In this Aug. 20, 2015, file photo, Therese Duenas counts money as she takes bets in the sports book at the South Point in Las Vegas.

The Supreme Court's recent overturning of a federal ban on sports betting could clear the path for New York to become the largest U.S. sports wagering market.

By 2023, New York is projected to rake in $700 million annually from sports bets, according to new projections by GamblingCompliance, an independent service that monitors gambling legislation.

2023 annual revenues in New Jersey and Pennsylvania are also projected to surpass those of Nevada, estimated at about $300 million.
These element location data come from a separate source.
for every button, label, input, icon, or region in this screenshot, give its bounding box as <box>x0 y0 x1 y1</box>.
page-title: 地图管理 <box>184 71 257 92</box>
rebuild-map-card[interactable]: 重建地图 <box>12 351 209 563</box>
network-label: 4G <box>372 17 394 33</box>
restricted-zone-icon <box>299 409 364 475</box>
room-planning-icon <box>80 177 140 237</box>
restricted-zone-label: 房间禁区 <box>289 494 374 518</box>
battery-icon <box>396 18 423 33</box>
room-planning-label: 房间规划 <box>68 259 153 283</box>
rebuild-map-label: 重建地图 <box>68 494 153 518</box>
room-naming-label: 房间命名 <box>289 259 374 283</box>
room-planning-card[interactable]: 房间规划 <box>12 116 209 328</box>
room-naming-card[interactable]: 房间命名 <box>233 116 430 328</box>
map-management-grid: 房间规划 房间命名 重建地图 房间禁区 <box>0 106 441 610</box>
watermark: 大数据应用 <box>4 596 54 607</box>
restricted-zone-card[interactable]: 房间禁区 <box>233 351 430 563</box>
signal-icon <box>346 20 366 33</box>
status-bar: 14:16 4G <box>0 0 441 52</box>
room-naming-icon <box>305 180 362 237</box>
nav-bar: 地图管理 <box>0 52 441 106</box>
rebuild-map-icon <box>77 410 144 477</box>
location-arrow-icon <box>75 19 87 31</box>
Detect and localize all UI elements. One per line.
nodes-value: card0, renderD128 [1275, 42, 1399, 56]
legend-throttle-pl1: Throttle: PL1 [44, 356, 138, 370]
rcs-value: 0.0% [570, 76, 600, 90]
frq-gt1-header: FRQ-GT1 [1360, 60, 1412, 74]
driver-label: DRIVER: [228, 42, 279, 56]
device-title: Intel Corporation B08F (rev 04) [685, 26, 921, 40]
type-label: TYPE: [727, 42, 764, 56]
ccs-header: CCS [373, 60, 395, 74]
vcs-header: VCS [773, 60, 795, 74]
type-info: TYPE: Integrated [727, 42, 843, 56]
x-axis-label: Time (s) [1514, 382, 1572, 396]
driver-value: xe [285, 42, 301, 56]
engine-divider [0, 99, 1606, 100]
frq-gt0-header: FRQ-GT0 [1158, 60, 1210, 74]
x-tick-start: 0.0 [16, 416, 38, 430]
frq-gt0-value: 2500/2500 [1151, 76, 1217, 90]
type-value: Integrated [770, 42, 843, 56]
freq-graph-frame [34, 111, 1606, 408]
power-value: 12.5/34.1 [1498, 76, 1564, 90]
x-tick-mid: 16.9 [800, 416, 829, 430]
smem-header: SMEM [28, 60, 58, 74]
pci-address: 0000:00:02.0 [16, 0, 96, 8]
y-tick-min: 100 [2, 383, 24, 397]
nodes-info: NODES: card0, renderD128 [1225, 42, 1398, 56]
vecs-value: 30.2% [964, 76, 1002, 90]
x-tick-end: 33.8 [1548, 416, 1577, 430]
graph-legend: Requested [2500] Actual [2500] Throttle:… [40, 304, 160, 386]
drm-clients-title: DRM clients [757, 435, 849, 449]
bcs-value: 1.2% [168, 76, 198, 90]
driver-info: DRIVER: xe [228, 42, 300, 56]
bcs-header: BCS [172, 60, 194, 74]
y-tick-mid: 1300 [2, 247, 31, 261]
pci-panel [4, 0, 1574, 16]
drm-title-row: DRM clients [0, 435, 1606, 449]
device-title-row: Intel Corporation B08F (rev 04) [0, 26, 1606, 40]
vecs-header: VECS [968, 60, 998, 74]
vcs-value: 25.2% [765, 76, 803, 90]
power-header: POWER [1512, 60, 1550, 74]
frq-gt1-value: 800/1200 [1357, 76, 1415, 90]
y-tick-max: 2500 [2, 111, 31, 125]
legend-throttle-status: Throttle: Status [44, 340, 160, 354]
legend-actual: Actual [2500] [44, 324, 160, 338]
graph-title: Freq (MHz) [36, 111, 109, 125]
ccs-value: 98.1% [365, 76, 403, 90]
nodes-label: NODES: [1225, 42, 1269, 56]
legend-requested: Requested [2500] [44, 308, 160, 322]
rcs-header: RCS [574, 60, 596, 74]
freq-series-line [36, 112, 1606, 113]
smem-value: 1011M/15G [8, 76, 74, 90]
In 2017, Nevada notched a record $248 million in sports wagers.

Currently, seven states are ready to enter the sports betting market, according to the GamblingCompliance report, with up to 37 states expected to have some form of legal sports wagering in the next five years.

The report says the U.S. legal sports wagering market will be worth $3.1 billion to $5.2 billion in annual revenue by 2023.

“The U.S. sports betting market is set to quickly become one of the largest in the world, surpassing the U.K. and potentially China within five years,” said James Kilsby, managing director of GamblingCompliance's Americas region and one of the report’s authors. “A state-by-state expansion of sports betting is going to be complicated, with various stakeholders including gaming and fantasy-sports operators, major sports leagues, Indian tribes and others likely to lobby for divergent policies as they bid to shape legislation and regulations in their favor.”

GamblingCompliance expects the Northeast U.S. to see the most activity related to sports betting expansion.

California, Florida and Texas potentially could be three of the most lucrative markets for U.S. sports wagering, but local legal and lobbying obstacles are likely to hinder legislative approval or limit the scope of wagering in those states by not allowing online and mobile betting.

The GamblingCompliance report comes on the heels of New Jersey and Delaware becoming the first two states to start accepting sports bets following the May ruling that struck down a 1992 federal law called the Professional and Amateur Sports Protection Act, or PASPA, which prohibited such gambling.

Mississippi, Pennsylvania, Rhode Island, West Virginia and potentially New York are set to follow suit before the end of the year.

“We expect sports betting bills to come thick and fast when state legislatures reconvene for their 2019 legislative sessions,” Kilsby said.